Salah satu poin revisi tersebut adalah dihapusnya pasal 59 ayat (2) Undang-Undang Nomor 8 Tahun 2011 tentang Mahkamah Konstitusi.
Pasal tersebut berbunyi “Jika diperlukan perubahan terhadap Undang-Undang yang telah diuji, DPR atau Presiden segera menindaklanjuti putusan Mahkamah Konstitusi sebagaimana dimaksud pada ayat (1) sesuai dengan peraturan perundang-undangan.”
Menanggapi hal itu, Kepala Bagian Humas dan Kerja Sama Dalam Negeri Mahkamah Konstitusi (MK), Fajar Laksono mengatakan, meski pasal itu dihapuskan, Presiden dan DPR tetap wajib melaksanakan putusan MK.
Baca Juga: Jokowi minta yang keberatan UU Cipta Kerja ajukan uji materi ke MK
Hal ini ditegaskan dalam UUD 1945 yang menyatakan bahwa Mahkamah Konstitusi berwenang mengadili pada tingkat pertama dan terakhir yang putusannya bersifat final dan mengikat umum.
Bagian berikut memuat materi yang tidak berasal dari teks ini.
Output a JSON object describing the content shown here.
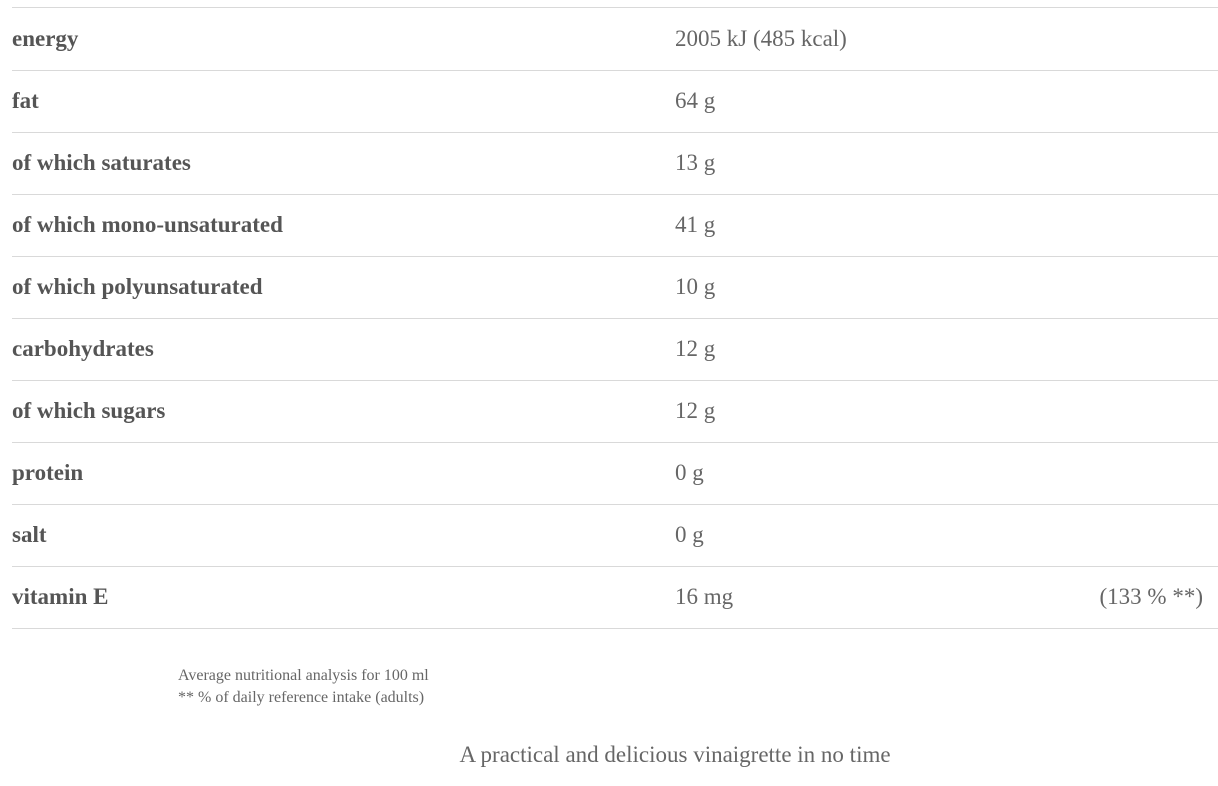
{
  "table": {
    "rows": [
      [
        "energy",
        "2005 kJ (485 kcal)"
      ],
      [
        "fat",
        "64 g"
      ],
      [
        "of which saturates",
        "13 g"
      ],
      [
        "of which mono-unsaturated",
        "41 g"
      ],
      [
        "of which polyunsaturated",
        "10 g"
      ],
      [
        "carbohydrates",
        "12 g"
      ],
      [
        "of which sugars",
        "12 g"
      ],
      [
        "protein",
        "0 g"
      ],
      [
        "salt",
        "0 g"
      ],
      [
        "vitamin E",
        "16 mg",
        "(133 % **)"
      ]
    ]
  },
  "footnotes": [
    "Average nutritional analysis for 100 ml",
    "** % of daily reference intake (adults)"
  ],
  "tagline": "A practical and delicious vinaigrette in no time"
}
“Ya, tanpa adanya pasal itu, putusan MK tetap bersifat final dan mengikat yang tak memungkinkan adressat (alamat) putusan menghindar dari kewajiban untuk taat dan melaksanakan putusan,” kata Fajar ketika dikonfirmasi, Rabu (14/10).
Sebagai informasi, dihapusnya Pasal 59 ayat (2) Undang-Undang Nomor 8 Tahun 2011 tentang Mahkamah Konstitusi merupakan tindak lanjut putusan MK Nomor 49/PUU-IX/2011.
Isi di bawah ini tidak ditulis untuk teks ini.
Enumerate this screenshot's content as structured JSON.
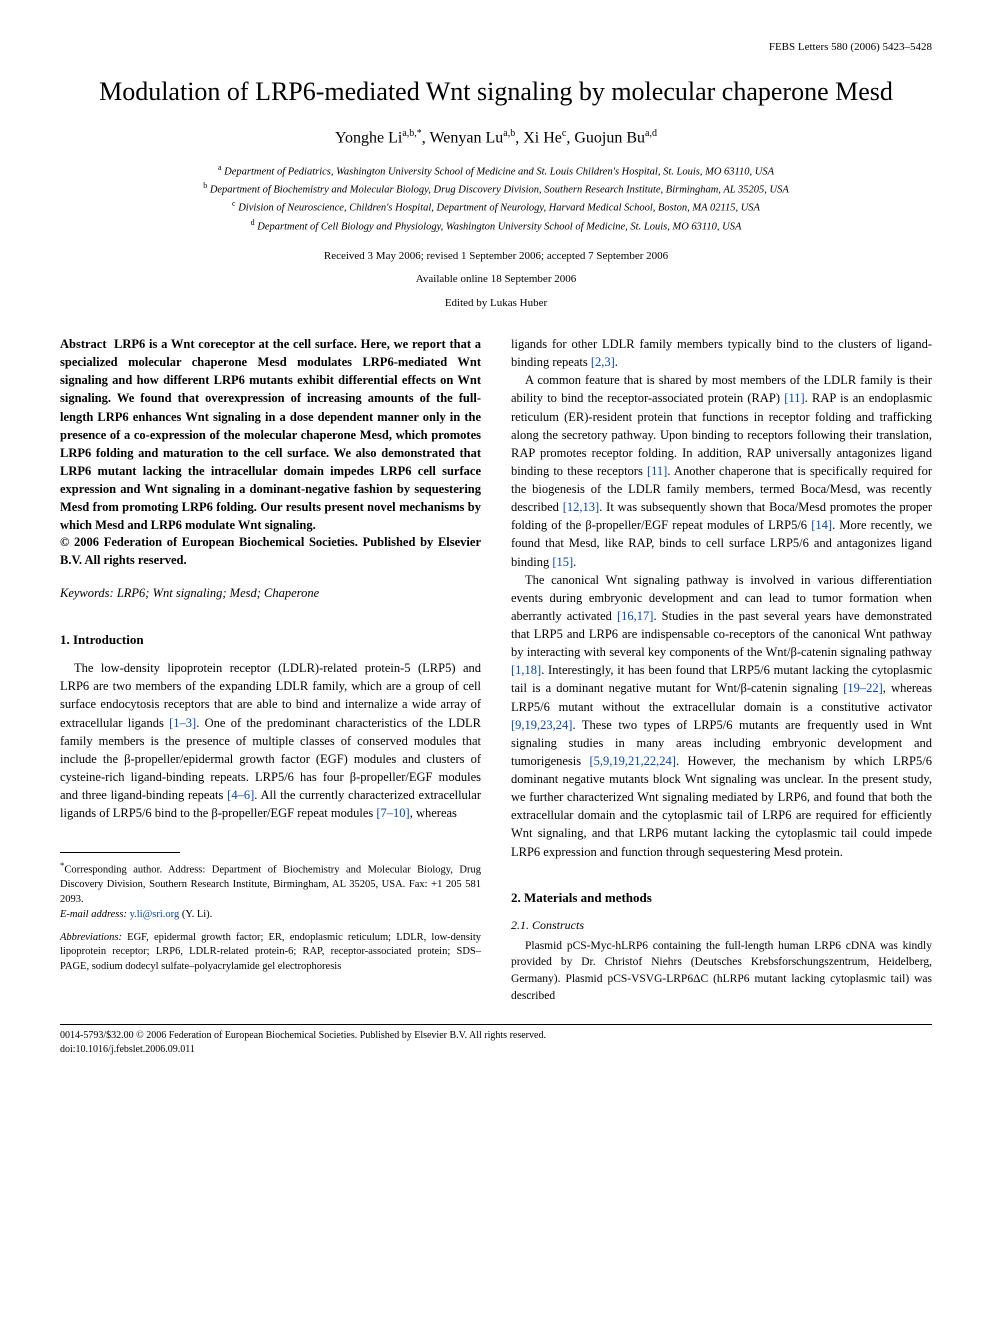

Putusan tersebut merupakan putusan pengujian MK terhadap Undang-Undang Nomor 8 Tahun 2011 tentang Mahkamah Konstitusi. Pemohon uji materi merupakan pakar hukum diantaranya Saldi Isra, Yuliandri, Arief Hidayat, Zainul Daulay, Zainal Arifin Mochtar, Muchamad Ali Safa’at, Fatmawati dan Feri Amsari.
Baca Juga: SPI tolak UU Cipta Kerja karena mengancam keberlangsungan petani kecil
Mengutip putusan tersebut, terhadap dalil para Pemohon bahwa Pasal 59 ayat (2) UU 8/2011 bertentangan dengan Pasal 28D ayat (1) UUD 1945, Mahkamah mempertimbangkan sebagai berikut:
Bahwa Pasal 24C ayat (1) UUD 1945 menyatakan, antara lain, “Mahkamah Konstitusi berwenang mengadili pada tingkat pertama dan terakhir yang putusannya bersifat final ...”. Ketentuan tersebut jelas bahwa putusan Mahkamah Konstitusi bersifat final dan mengikat umum (erga omnes) yang langsung dilaksanakan (self executing).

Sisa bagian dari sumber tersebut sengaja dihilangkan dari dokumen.